Disney Research’s Linux-based LEDs ‘Talk’ Amongst Themselves And With Toys.


A Disney Research team has reached a step closer to the Internet of Things (IoT) by creating Linux-based consumer light bulbs which can transmit and receive data. Visible Light Communication (VLC) technology so far relied on transmission of data via light emitting diodes, but with Linus Light Bulbs, researchers take it a level higher by enabling networking on VLC devices. Their aim is to make room for smarter indoor environments where light could be employed as a medium of communication, and modern LED based light bulbs offer an economical approach in getting get VLC to every room.

A major reason why VLC technology didn’t progress as it should’ve is due to the absence of an internet protocol (IP) layer. Researchers at Disney have added an IP layer on top the VLC Medium Access Control (MAC) and Physical (PHY) layers, which allows for the necessary communication of the LED bulbs with the nodes of the Internet, a mandatory requirement to enable the Internet of Things. This paper lays out in detail how an IP layer is implemented with the use of a Linux-based firmware (OpenWrt). An 8-bit microcontroller with Atheros AR9331 system-on-a-chip is used to run the firmware on the LEd light bulb. The paper further stated how the impact of LED, which are found almost everywhere nowadays, can be further enhanced with VLC functionality, and how this engagement can open a whole new window of limitless applications and possibilities.
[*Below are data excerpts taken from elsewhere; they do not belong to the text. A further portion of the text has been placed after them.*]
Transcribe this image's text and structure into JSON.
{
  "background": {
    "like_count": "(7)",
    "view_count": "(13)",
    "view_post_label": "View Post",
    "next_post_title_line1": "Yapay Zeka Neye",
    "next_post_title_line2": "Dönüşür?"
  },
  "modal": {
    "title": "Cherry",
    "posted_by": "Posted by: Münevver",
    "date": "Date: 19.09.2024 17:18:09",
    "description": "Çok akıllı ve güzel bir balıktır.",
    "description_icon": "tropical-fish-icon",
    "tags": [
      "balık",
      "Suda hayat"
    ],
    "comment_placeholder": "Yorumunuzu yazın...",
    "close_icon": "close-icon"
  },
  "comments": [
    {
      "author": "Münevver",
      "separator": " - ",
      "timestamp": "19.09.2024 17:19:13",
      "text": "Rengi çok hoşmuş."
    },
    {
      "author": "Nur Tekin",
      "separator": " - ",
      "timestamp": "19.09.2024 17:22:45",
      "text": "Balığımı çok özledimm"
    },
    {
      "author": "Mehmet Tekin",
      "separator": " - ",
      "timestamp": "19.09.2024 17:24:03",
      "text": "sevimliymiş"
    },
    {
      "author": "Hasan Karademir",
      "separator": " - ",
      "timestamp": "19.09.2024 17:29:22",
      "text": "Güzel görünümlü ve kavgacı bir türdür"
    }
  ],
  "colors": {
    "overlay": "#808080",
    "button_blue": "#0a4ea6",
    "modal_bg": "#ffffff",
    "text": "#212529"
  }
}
Earlier, Harald Haas, a professor at the University of Edinburgh had demonstrated Li-Fi, where a video was beamed through data via an LEd bulb. The speed achieved was almost 10Mbps, and higher speeds have been registered since then on VLC-enabled devices. The Linus Light Bulb, however, achieves but a snail-pace 1kbps, and researchers are further working to improve the speeds. The paper concluded by stating that light-based communication enables a true Internet of Things, as devices, like toys with LEDs, are transformed into interactive IP communication nodes, a feature the researchers term as the Internet of Toys. The future sure is bright.